Knowing which theorem of calculus to use to prove number/nature of solutions

Question

How does one go about showing that the equation $$ arctanx = x^2 $$ has at least one solution and then in turn show that the equation has exactly one positive solution?

I figured for part a) "show at least one solution" it could be possible to rewrite the equation as $$ x^2 - arctanx = 0 $$ and apply the intermediate value theorem. and for part b) "exactly one positive solution" to examine the behaviour of the second derivative to get (concave up or down, could that give an indication of if the graph only has one positive solution?) but I'm not exactly sure if these are the correct approaches. Any suggestions as to the correct method would be much appreciated.

Answer 1

I am presuming that by $\arctan x$ you just mean one branch of that function that whose range is $[\pi,\pi]$ (There are more branches obtained by adding $2\pi k$ to that branch). Obviously $x=0$ is a solution. As $x$ grows from $0$ it obeys $\arctan x > x$ for small positive $x$. (this can easily be deduced from $y > \tan y$ from elementary trigonometry by taking $x=\tan y$). So f(x)=$x^2-\arctan x$ is negative for small positive values less than 1 since $x^2<x<\arctan x$ But this branch of $\arctan x$ is bounded above by $\pi$ and $x^2$ is unbounded so eventually they have to meet at the only positive solution $x_1$ of $f(x)=0$. For $x>x_1$ obviously $x^2>\arctan x$ and $f(x)$ is positive. This the only solution since the derivative of $x^2$ is $2x$ and is growing with $x$ so the function $x^2$ will always stay on one side of its tangent line at $x_1$, whereas the derivative of $\arctan x$ is $1/(1+x^2)$ is decreasing with increasing $x$ and thus its tangents will always stay on one side of its tangent at the point of intersection. We need to show that $2x>1/(1+x^2)$ This can be done by considering the function $2x^3+2x-1>0$ that is monotonously increasing. It has a zero at $x_0=0.42385$ where $f(x)<0$ so $x_0<x_1$ and the 2 functions stay away from each other for $x>x_1$ Note that if we consider more branches $\arctan x$ there will be more positive solutions to the right of $x_1$

Answer 2

Let $f(x)=x^2-arctanx$. Determine $f'(x)$. Then you should see that the equation $f'(x)=0$ has two solutions. Hence, by the mean value theorem, the equation $f(x)=0$ has at most three solutions !

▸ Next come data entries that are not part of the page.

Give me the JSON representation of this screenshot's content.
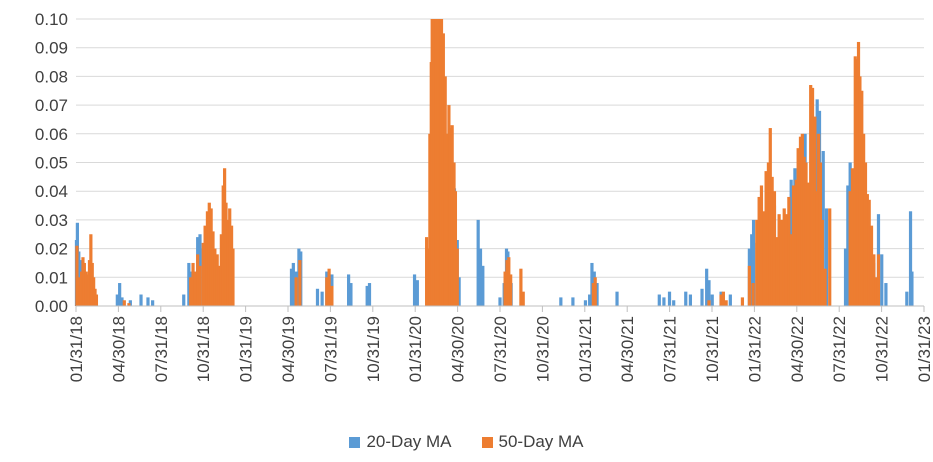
{
  "chart_data": {
    "type": "bar",
    "title": "",
    "xlabel": "",
    "ylabel": "",
    "ylim": [
      0,
      0.1
    ],
    "yticks": [
      "0.00",
      "0.01",
      "0.02",
      "0.03",
      "0.04",
      "0.05",
      "0.06",
      "0.07",
      "0.08",
      "0.09",
      "0.10"
    ],
    "xlim": [
      "2018-01-31",
      "2023-01-31"
    ],
    "xticks": [
      "01/31/18",
      "04/30/18",
      "07/31/18",
      "10/31/18",
      "01/31/19",
      "04/30/19",
      "07/31/19",
      "10/31/19",
      "01/31/20",
      "04/30/20",
      "07/31/20",
      "10/31/20",
      "01/31/21",
      "04/30/21",
      "07/31/21",
      "10/31/21",
      "01/31/22",
      "04/30/22",
      "07/31/22",
      "10/31/22",
      "01/31/23"
    ],
    "grid": true,
    "legend_position": "bottom",
    "series": [
      {
        "name": "20-Day MA",
        "color": "#5b9bd5",
        "points": [
          [
            "2018-02-01",
            0.023
          ],
          [
            "2018-02-03",
            0.029
          ],
          [
            "2018-02-06",
            0.019
          ],
          [
            "2018-02-09",
            0.016
          ],
          [
            "2018-02-13",
            0.012
          ],
          [
            "2018-02-17",
            0.009
          ],
          [
            "2018-02-22",
            0.008
          ],
          [
            "2018-03-01",
            0.006
          ],
          [
            "2018-04-30",
            0.004
          ],
          [
            "2018-05-05",
            0.008
          ],
          [
            "2018-05-10",
            0.003
          ],
          [
            "2018-05-28",
            0.002
          ],
          [
            "2018-06-20",
            0.004
          ],
          [
            "2018-07-05",
            0.003
          ],
          [
            "2018-07-15",
            0.002
          ],
          [
            "2018-09-20",
            0.004
          ],
          [
            "2018-10-01",
            0.015
          ],
          [
            "2018-10-05",
            0.012
          ],
          [
            "2018-10-10",
            0.009
          ],
          [
            "2018-10-20",
            0.024
          ],
          [
            "2018-10-25",
            0.025
          ],
          [
            "2018-11-01",
            0.02
          ],
          [
            "2018-11-08",
            0.017
          ],
          [
            "2018-11-15",
            0.012
          ],
          [
            "2018-11-25",
            0.009
          ],
          [
            "2018-12-05",
            0.008
          ],
          [
            "2018-12-15",
            0.015
          ],
          [
            "2018-12-22",
            0.011
          ],
          [
            "2019-05-10",
            0.013
          ],
          [
            "2019-05-14",
            0.015
          ],
          [
            "2019-05-20",
            0.012
          ],
          [
            "2019-05-26",
            0.02
          ],
          [
            "2019-05-30",
            0.019
          ],
          [
            "2019-07-05",
            0.006
          ],
          [
            "2019-07-15",
            0.005
          ],
          [
            "2019-07-25",
            0.012
          ],
          [
            "2019-08-05",
            0.011
          ],
          [
            "2019-09-10",
            0.011
          ],
          [
            "2019-09-15",
            0.008
          ],
          [
            "2019-10-20",
            0.007
          ],
          [
            "2019-10-25",
            0.008
          ],
          [
            "2020-01-30",
            0.011
          ],
          [
            "2020-02-05",
            0.009
          ],
          [
            "2020-04-20",
            0.03
          ],
          [
            "2020-04-25",
            0.041
          ],
          [
            "2020-05-01",
            0.023
          ],
          [
            "2020-05-05",
            0.01
          ],
          [
            "2020-06-15",
            0.03
          ],
          [
            "2020-06-20",
            0.02
          ],
          [
            "2020-06-25",
            0.014
          ],
          [
            "2020-08-01",
            0.003
          ],
          [
            "2020-08-10",
            0.008
          ],
          [
            "2020-08-15",
            0.02
          ],
          [
            "2020-08-18",
            0.019
          ],
          [
            "2020-08-25",
            0.008
          ],
          [
            "2020-12-10",
            0.003
          ],
          [
            "2021-01-05",
            0.003
          ],
          [
            "2021-02-01",
            0.002
          ],
          [
            "2021-02-10",
            0.004
          ],
          [
            "2021-02-15",
            0.015
          ],
          [
            "2021-02-20",
            0.012
          ],
          [
            "2021-02-26",
            0.008
          ],
          [
            "2021-04-10",
            0.005
          ],
          [
            "2021-07-10",
            0.004
          ],
          [
            "2021-07-20",
            0.003
          ],
          [
            "2021-08-01",
            0.005
          ],
          [
            "2021-08-10",
            0.002
          ],
          [
            "2021-09-05",
            0.005
          ],
          [
            "2021-09-15",
            0.004
          ],
          [
            "2021-10-10",
            0.006
          ],
          [
            "2021-10-20",
            0.013
          ],
          [
            "2021-10-25",
            0.009
          ],
          [
            "2021-11-01",
            0.004
          ],
          [
            "2021-11-20",
            0.005
          ],
          [
            "2021-12-10",
            0.004
          ],
          [
            "2022-01-20",
            0.02
          ],
          [
            "2022-01-25",
            0.025
          ],
          [
            "2022-01-29",
            0.03
          ],
          [
            "2022-02-05",
            0.022
          ],
          [
            "2022-02-15",
            0.03
          ],
          [
            "2022-02-25",
            0.025
          ],
          [
            "2022-03-15",
            0.035
          ],
          [
            "2022-03-25",
            0.028
          ],
          [
            "2022-04-05",
            0.03
          ],
          [
            "2022-04-20",
            0.044
          ],
          [
            "2022-04-28",
            0.048
          ],
          [
            "2022-05-10",
            0.055
          ],
          [
            "2022-05-20",
            0.06
          ],
          [
            "2022-05-28",
            0.042
          ],
          [
            "2022-06-05",
            0.065
          ],
          [
            "2022-06-15",
            0.072
          ],
          [
            "2022-06-20",
            0.068
          ],
          [
            "2022-06-28",
            0.054
          ],
          [
            "2022-07-05",
            0.034
          ],
          [
            "2022-08-15",
            0.02
          ],
          [
            "2022-08-20",
            0.042
          ],
          [
            "2022-08-25",
            0.05
          ],
          [
            "2022-08-30",
            0.044
          ],
          [
            "2022-09-05",
            0.048
          ],
          [
            "2022-09-10",
            0.04
          ],
          [
            "2022-09-20",
            0.03
          ],
          [
            "2022-10-01",
            0.02
          ],
          [
            "2022-10-15",
            0.015
          ],
          [
            "2022-10-25",
            0.032
          ],
          [
            "2022-11-01",
            0.018
          ],
          [
            "2022-11-10",
            0.008
          ],
          [
            "2022-12-25",
            0.005
          ],
          [
            "2023-01-02",
            0.033
          ],
          [
            "2023-01-05",
            0.012
          ]
        ]
      },
      {
        "name": "50-Day MA",
        "color": "#ed7d31",
        "points": [
          [
            "2018-02-02",
            0.021
          ],
          [
            "2018-02-05",
            0.01
          ],
          [
            "2018-02-08",
            0.007
          ],
          [
            "2018-02-12",
            0.012
          ],
          [
            "2018-02-15",
            0.017
          ],
          [
            "2018-02-18",
            0.015
          ],
          [
            "2018-02-22",
            0.012
          ],
          [
            "2018-02-26",
            0.011
          ],
          [
            "2018-03-01",
            0.016
          ],
          [
            "2018-03-04",
            0.025
          ],
          [
            "2018-03-07",
            0.015
          ],
          [
            "2018-03-10",
            0.01
          ],
          [
            "2018-03-13",
            0.006
          ],
          [
            "2018-03-16",
            0.004
          ],
          [
            "2018-05-15",
            0.002
          ],
          [
            "2018-05-25",
            0.001
          ],
          [
            "2018-10-05",
            0.01
          ],
          [
            "2018-10-10",
            0.015
          ],
          [
            "2018-10-15",
            0.012
          ],
          [
            "2018-10-20",
            0.018
          ],
          [
            "2018-10-25",
            0.014
          ],
          [
            "2018-11-01",
            0.022
          ],
          [
            "2018-11-05",
            0.028
          ],
          [
            "2018-11-10",
            0.033
          ],
          [
            "2018-11-14",
            0.036
          ],
          [
            "2018-11-18",
            0.034
          ],
          [
            "2018-11-22",
            0.026
          ],
          [
            "2018-11-26",
            0.02
          ],
          [
            "2018-12-01",
            0.018
          ],
          [
            "2018-12-05",
            0.014
          ],
          [
            "2018-12-10",
            0.025
          ],
          [
            "2018-12-14",
            0.042
          ],
          [
            "2018-12-17",
            0.048
          ],
          [
            "2018-12-20",
            0.036
          ],
          [
            "2018-12-24",
            0.03
          ],
          [
            "2018-12-28",
            0.034
          ],
          [
            "2019-01-01",
            0.028
          ],
          [
            "2019-01-04",
            0.02
          ],
          [
            "2019-05-20",
            0.01
          ],
          [
            "2019-05-28",
            0.016
          ],
          [
            "2019-07-25",
            0.01
          ],
          [
            "2019-07-30",
            0.013
          ],
          [
            "2019-08-05",
            0.007
          ],
          [
            "2020-02-25",
            0.024
          ],
          [
            "2020-02-28",
            0.02
          ],
          [
            "2020-03-03",
            0.06
          ],
          [
            "2020-03-06",
            0.085
          ],
          [
            "2020-03-08",
            0.1
          ],
          [
            "2020-03-12",
            0.1
          ],
          [
            "2020-03-16",
            0.1
          ],
          [
            "2020-03-20",
            0.1
          ],
          [
            "2020-03-24",
            0.1
          ],
          [
            "2020-03-28",
            0.1
          ],
          [
            "2020-04-01",
            0.095
          ],
          [
            "2020-04-05",
            0.08
          ],
          [
            "2020-04-09",
            0.06
          ],
          [
            "2020-04-13",
            0.07
          ],
          [
            "2020-04-16",
            0.062
          ],
          [
            "2020-04-20",
            0.063
          ],
          [
            "2020-04-24",
            0.05
          ],
          [
            "2020-04-27",
            0.04
          ],
          [
            "2020-05-01",
            0.02
          ],
          [
            "2020-08-12",
            0.012
          ],
          [
            "2020-08-16",
            0.016
          ],
          [
            "2020-08-20",
            0.017
          ],
          [
            "2020-08-24",
            0.011
          ],
          [
            "2020-09-15",
            0.013
          ],
          [
            "2020-09-20",
            0.005
          ],
          [
            "2021-02-18",
            0.008
          ],
          [
            "2021-02-22",
            0.01
          ],
          [
            "2021-10-25",
            0.002
          ],
          [
            "2021-11-20",
            0.004
          ],
          [
            "2021-11-25",
            0.005
          ],
          [
            "2021-12-01",
            0.002
          ],
          [
            "2022-01-05",
            0.003
          ],
          [
            "2022-01-20",
            0.014
          ],
          [
            "2022-01-28",
            0.008
          ],
          [
            "2022-02-05",
            0.03
          ],
          [
            "2022-02-10",
            0.038
          ],
          [
            "2022-02-15",
            0.042
          ],
          [
            "2022-02-20",
            0.033
          ],
          [
            "2022-02-25",
            0.047
          ],
          [
            "2022-03-02",
            0.05
          ],
          [
            "2022-03-06",
            0.062
          ],
          [
            "2022-03-10",
            0.045
          ],
          [
            "2022-03-15",
            0.04
          ],
          [
            "2022-03-20",
            0.024
          ],
          [
            "2022-03-25",
            0.032
          ],
          [
            "2022-03-30",
            0.03
          ],
          [
            "2022-04-05",
            0.034
          ],
          [
            "2022-04-10",
            0.032
          ],
          [
            "2022-04-15",
            0.038
          ],
          [
            "2022-04-20",
            0.025
          ],
          [
            "2022-04-25",
            0.042
          ],
          [
            "2022-05-01",
            0.044
          ],
          [
            "2022-05-05",
            0.055
          ],
          [
            "2022-05-10",
            0.059
          ],
          [
            "2022-05-14",
            0.06
          ],
          [
            "2022-05-18",
            0.052
          ],
          [
            "2022-05-22",
            0.05
          ],
          [
            "2022-05-26",
            0.043
          ],
          [
            "2022-06-01",
            0.077
          ],
          [
            "2022-06-05",
            0.076
          ],
          [
            "2022-06-10",
            0.066
          ],
          [
            "2022-06-14",
            0.04
          ],
          [
            "2022-06-18",
            0.06
          ],
          [
            "2022-06-22",
            0.05
          ],
          [
            "2022-06-26",
            0.03
          ],
          [
            "2022-07-02",
            0.013
          ],
          [
            "2022-07-12",
            0.034
          ],
          [
            "2022-08-25",
            0.04
          ],
          [
            "2022-08-30",
            0.048
          ],
          [
            "2022-09-05",
            0.087
          ],
          [
            "2022-09-08",
            0.086
          ],
          [
            "2022-09-12",
            0.092
          ],
          [
            "2022-09-15",
            0.08
          ],
          [
            "2022-09-19",
            0.075
          ],
          [
            "2022-09-23",
            0.06
          ],
          [
            "2022-09-27",
            0.05
          ],
          [
            "2022-10-01",
            0.039
          ],
          [
            "2022-10-05",
            0.037
          ],
          [
            "2022-10-10",
            0.028
          ],
          [
            "2022-10-15",
            0.018
          ],
          [
            "2022-10-20",
            0.01
          ],
          [
            "2022-10-25",
            0.018
          ]
        ]
      }
    ]
  }
}
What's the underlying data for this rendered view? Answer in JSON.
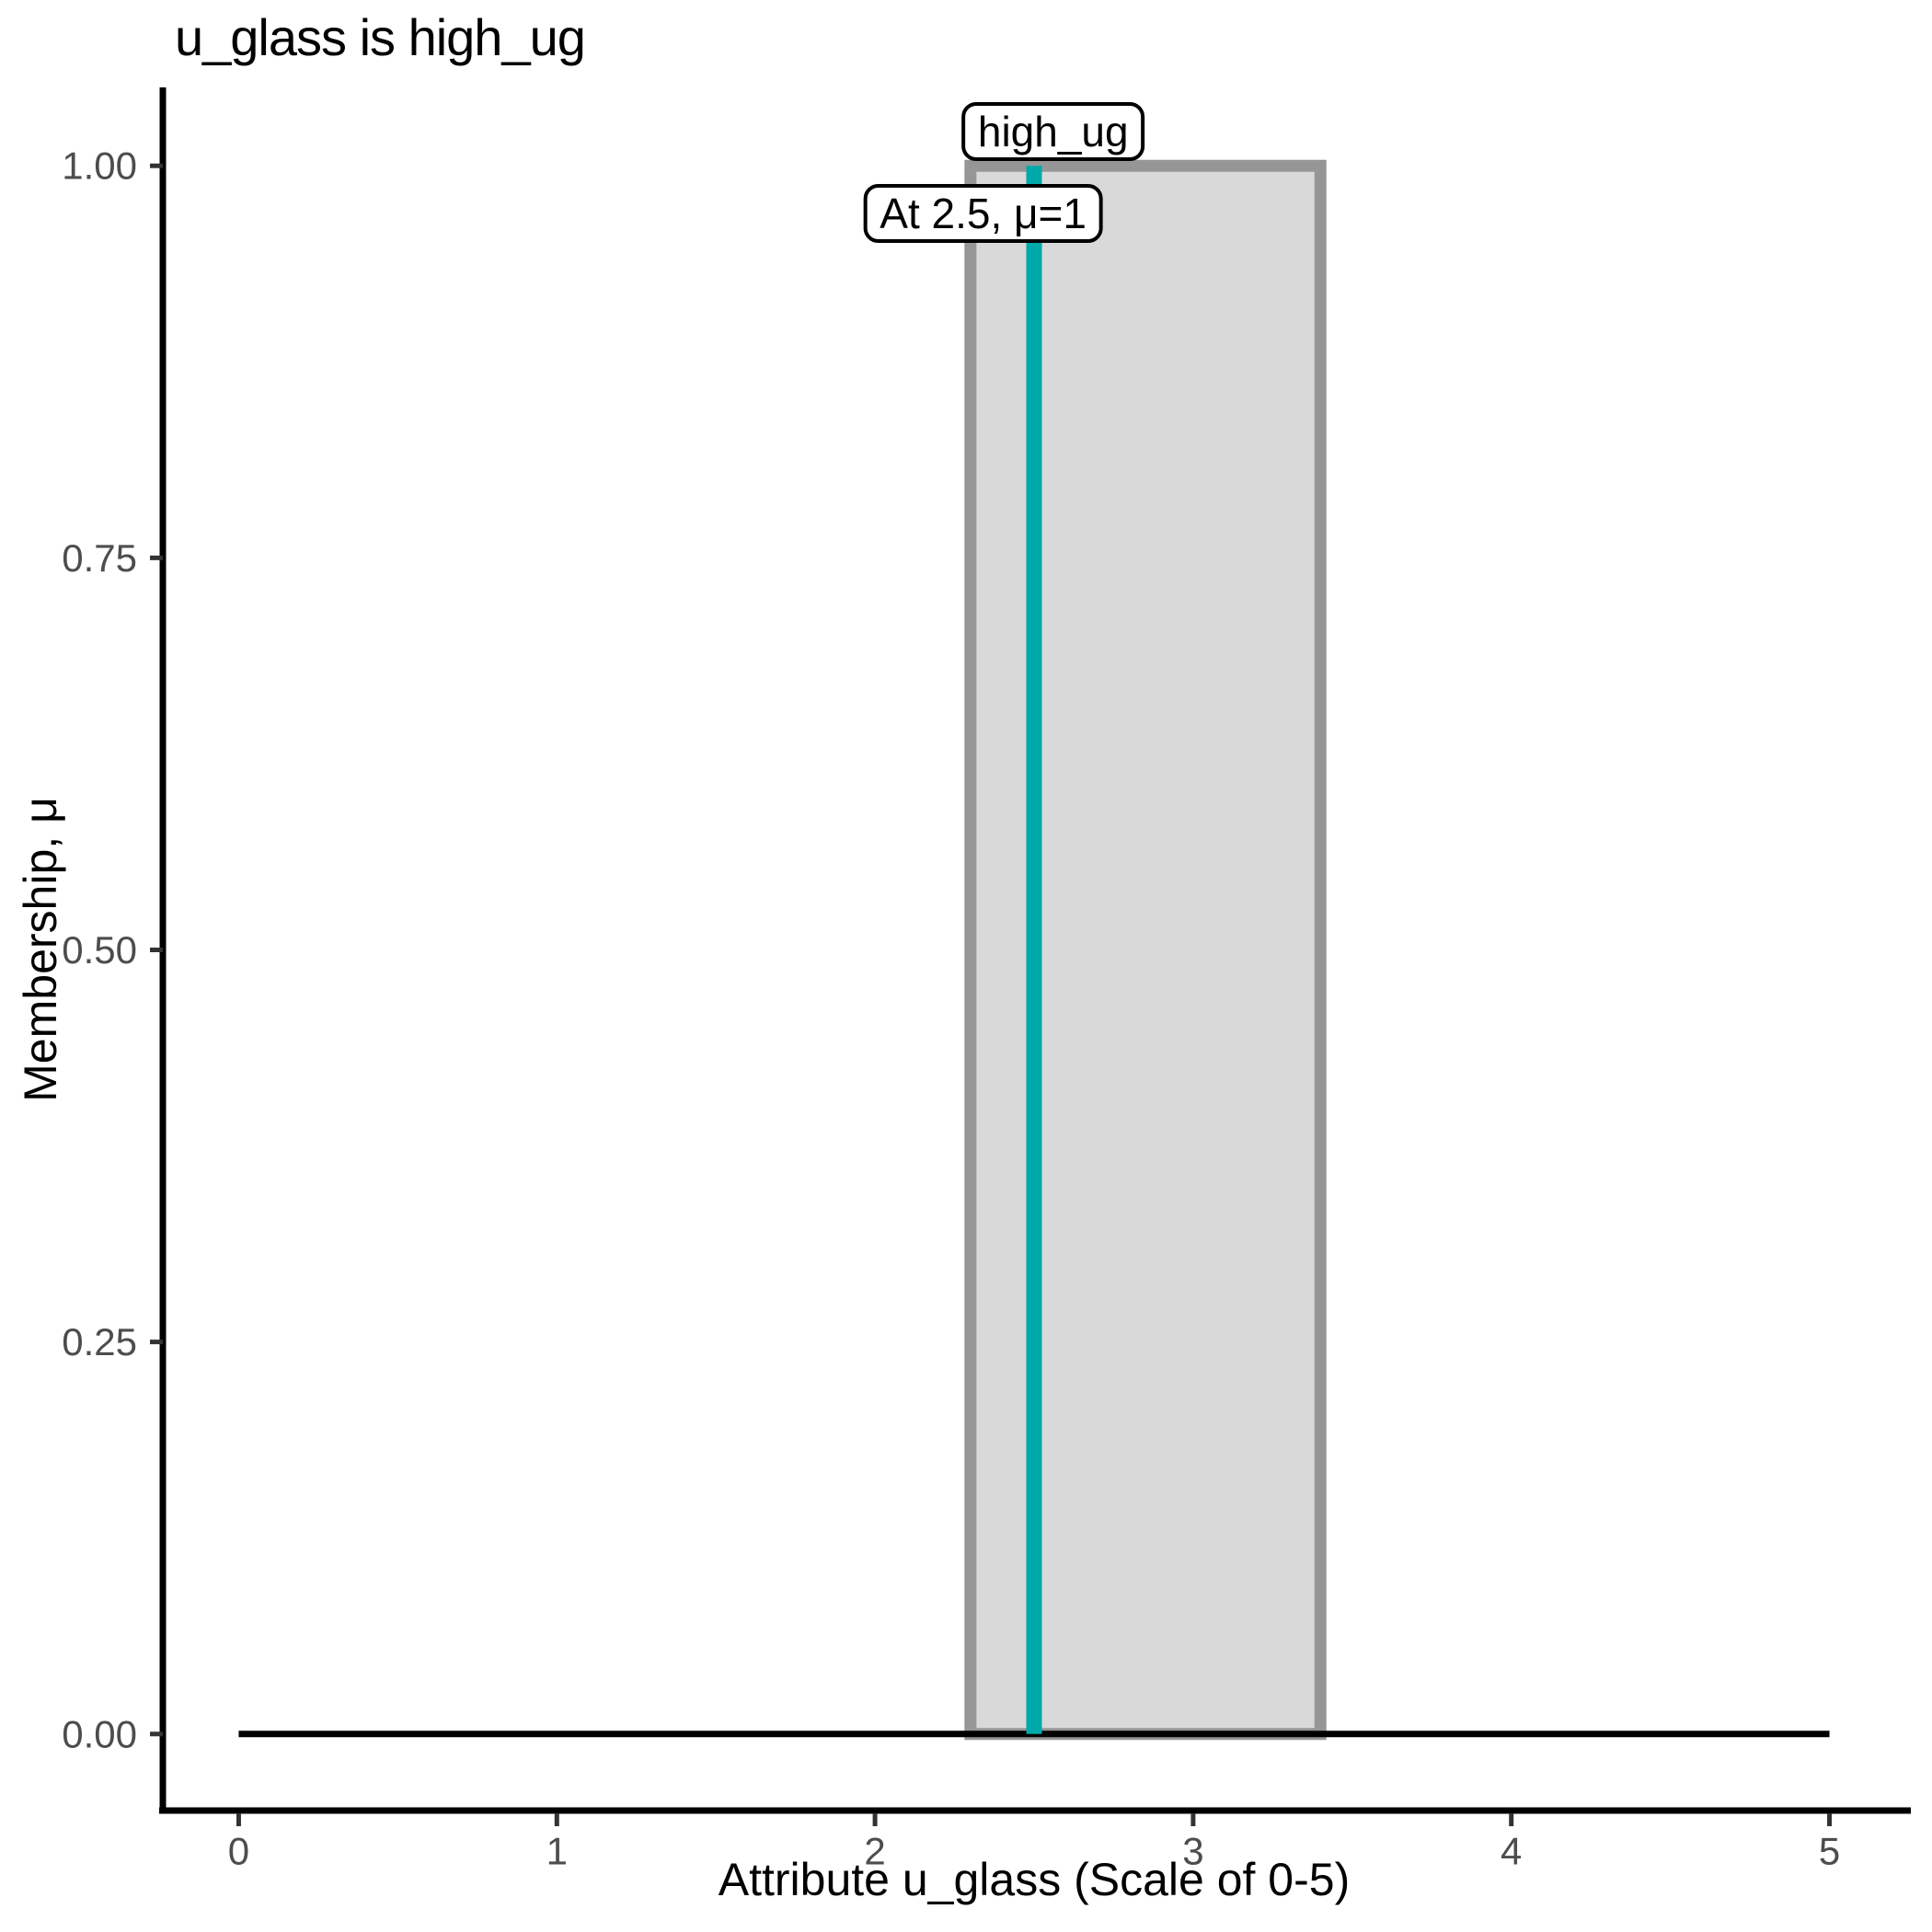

Edit: this answer is not correct ! FRED

Answer 3

An idea: calculate the second derivative of $f(x)=x^2-\arctan(x)$ and show that is it positive. Then the first derivative is increasing. It is increasing from negative to positive values (check it), therefore the function itself is first decreasing (where $f'<0$) and then increasing (where $f'>0$). Thus, the equation $f(x)=a$ can have at most two solutions (at most one solution for each interval of monotonicity). One solution for $f(x)=0$ is $x=0$.

Answer 4

It is actually much easier to show it if we put the equation in the form: $$x=\tan x^2$$ Then for small positive $x$, such that $x<1$, $\tan x^2<x^2<x$ and the function $f(x)=\tan x^2-x$ is negative. But $f'(x)=2x/(1+x^2)-1$ is always positive show $f(x)$ is monotonously increasing function so at some point $x_1$, $f(x)=0$. For $x>x_1$ we only need to consider the fact teh derivative of $\tan x^2=1/(1+x^2)$ is larger than $1$ and thus the curve $y=\tan x^2$ and the line $y=x$ will not meet again.